A l’origine d’une telle mobilisation, le vote au Sénat américain des projets de loi SOPA, pour Stop Online Privacy Act et PIPA pour PROTECT IP Act – promis, dès demain vous pourrez trouver sa définition sur Wikipédia ;). Ce projet cherche à réguler internet afin de mieux défendre les droits d’auteur. Or, les moyens qui sont mis à la disposition des ayants droit apparaissent disproportionnés.
Pour faire court (mais vous trouverez plus long chez Wikimédia), ce type de loi met en danger les plateformes où tout un chacun peut apporter du contenu, imposant pratiquement pour les éditeurs des contrôles a priori des publications sur leur site. Impossible, dans ce cas, de maintenir durablement tous les services qui fonctionnent sur la base de la collaboration des internautes… Un risque majeur pour la liberté d’expression, qui est décrié par des organisations comme l’Electronic Frontier Foundation, mais aussi un danger économique pour une grande partie de l’industrie du web, comme le clament en chœur Facebook, Yahoo ou encore Amazon.
Silence et obscurité : la métaphore des « temps sombres »
Sur le modèle des brassards que portent les Japonais lors d’une grève, voici donc le web qui se drape de noir. On retrouve un peu partout des avatars ou des homepages marqués de la couleur sombre, comme on retrouvait au moment de la marée noire du golfe du Mexique des logos de BP entachés par le pétrole. Soyons lyriques : si l’on pouvait voir de loin l’internet comme on voit la Terre depuis un satellite, sans doute pourrions-nous distinguer aujourd’hui des taches noires, qui représentent alors une sorte de tumeur pour le réseau se répandant par capillarité que dénoncent les opposants à la loi.

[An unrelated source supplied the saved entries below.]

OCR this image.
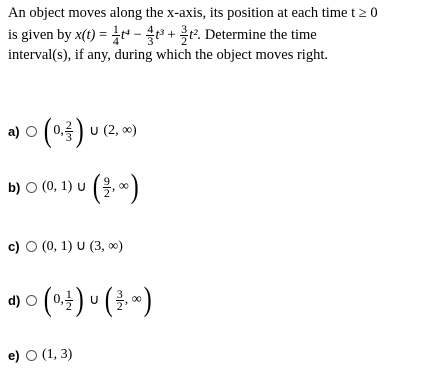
An object moves along the x-axis, its position at each time t ≥ 0
is given by $x(t) = \frac{1}{4} t^4 - \frac{4}{3} t^3 + \frac{3}{2} t^2$. Determine the time
interval(s), if any, during which the object moves right.
a) ( 0, $\frac{2}{3}$ ) ∪ (2, ∞)
b)	(0, 1) ∪ ( $\frac{9}{2}$ , ∞ )
c)	(0, 1) ∪ (3, ∞)
d) ( 0, $\frac{1}{2}$ ) ∪ ( $\frac{3}{2}$ , ∞ )
e)	(1, 3)
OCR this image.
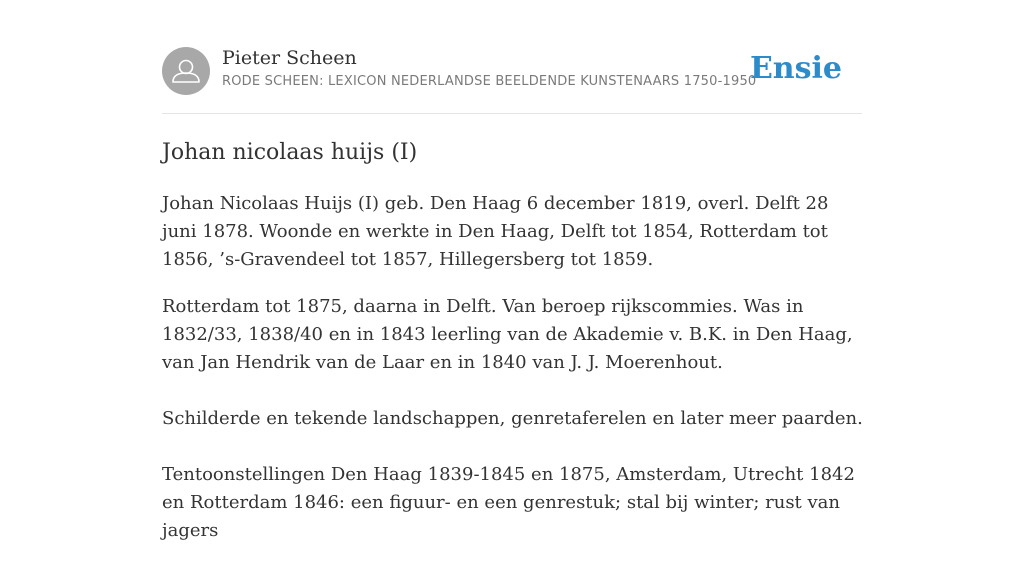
Pieter Scheen
RODE SCHEEN: LEXICON NEDERLANDSE BEELDENDE KUNSTENAARS 1750-1950
Ensie
Johan nicolaas huijs (I)

Johan Nicolaas Huijs (I) geb. Den Haag 6 december 1819, overl. Delft 28 juni 1878. Woonde en werkte in Den Haag, Delft tot 1854, Rotterdam tot 1856, ’s-Gravendeel tot 1857, Hillegersberg tot 1859.

Rotterdam tot 1875, daarna in Delft. Van beroep rijkscommies. Was in 1832/33, 1838/40 en in 1843 leerling van de Akademie v. B.K. in Den Haag, van Jan Hendrik van de Laar en in 1840 van J. J. Moerenhout.

Schilderde en tekende landschappen, genretaferelen en later meer paarden.

Tentoonstellingen Den Haag 1839-1845 en 1875, Amsterdam, Utrecht 1842 en Rotterdam 1846: een figuur- en een genrestuk; stal bij winter; rust van jagers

Mais sur internet, monde de l’écrit, le noir n’est pas seulement visuel. L’obscurité, c’est aussi le silence. Impossible de parler dans le noir, puisqu’il faut pouvoir lire. Le « blackout » de sites ou de profils sur les réseaux sociaux sont donc synonymes d’absences de prise de parole. Une journée durant, pas de notification, pas de mise à jour, pas de publication. Une « mort numérique » temporaire, comme l’avaient tentée de nombreuses stars l’année dernière pour lutter contre le sida.
Le mot d’ordre, « going black », outre la subtile référence musicale, apparaît alors comme une métaphore des « dark ages » : un retour vers un hypothétique Moyen-Age numérique, dans lequel lequel l’obscurantisme règne contre la liberté d’expression et la libre copie circulation de l’information chères aux défenseurs du Net. Un temps si reculé que certains hackers y voient même des dinosaures pointer leur nez.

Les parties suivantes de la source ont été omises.